Iedereen moest tijdens de Eerste Wereldoorlog zijn aardappelproductie aan het Duitse bestuur doorgeven. Want niet alleen de boeren plantten aardappelen, ook de meeste particulieren, tot de zusters van Sint-Jozef in de Kloosterstraat toe, kweekten aardappelen in hun groentetuin.
Op basis van de totale opgegeven aardappelproductie werden vervolgens de rantsoenen voor het eerstkomende jaar verdeeld. Elke familie ontving een geleibrief, waarop de naam stond van de boer en de hoeveelheid aardappelen die de burger bij hem kon kopen volgens het aantal gezinsleden. De aardappel-geleibrief werd slechts voor één dag afgeleverd en moest na gebruik terug ingeleverd worden bij de gemeente.

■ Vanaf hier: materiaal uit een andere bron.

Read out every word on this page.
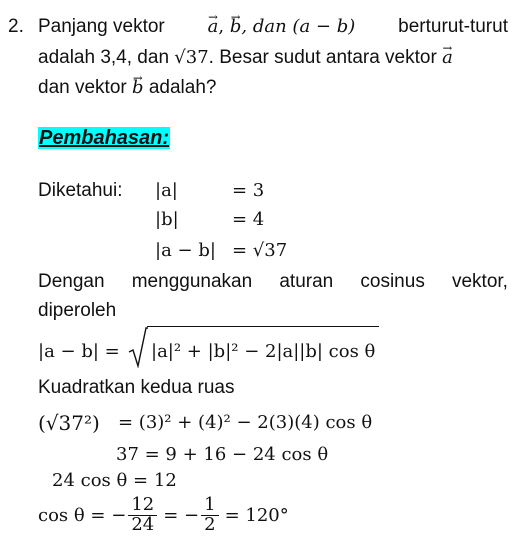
2. Panjang vektor → a, → b, dan (a − b) berturut-turut
adalah 3,4, dan √37. Besar sudut antara vektor → a
dan vektor → b adalah?
Pembahasan:
Diketahui: |a|	= 3
|b|	= 4
|a − b| = √37
Dengan menggunakan aturan cosinus vektor,
diperoleh
|a − b| = |a|² + |b|² − 2|a||b| cos θ
Kuadratkan kedua ruas
(√37²) = (3)² + (4)² − 2(3)(4) cos θ
37 = 9 + 16 − 24 cos θ
24 cos θ = 12
cos θ = − $\frac{12}{24}$ = − $\frac{1}{2} = 120^\circ$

Terwijl Lommel graan en haver toebedeeld kreeg (mits betaling) uit streken met overschotten, ontvingen andere regio’s aardappeloverschotten uit Lommel. Zo werden in 1916 vanuit het station van Lommel 5 wagons met een totaal van 51.850 kg aardappelen afgevoerd naar Wallonië.
Wie ging verhuizen ontving trouwens ook een paspoort (‘Schein’) voor zijn aardappelen. Aldus mocht Jan Van den Broek, die in 1917 vanuit Mortsel met zijn gezin van 5 personen overkwam naar Lommel, zijn 265 kg aardappelen meebrengen.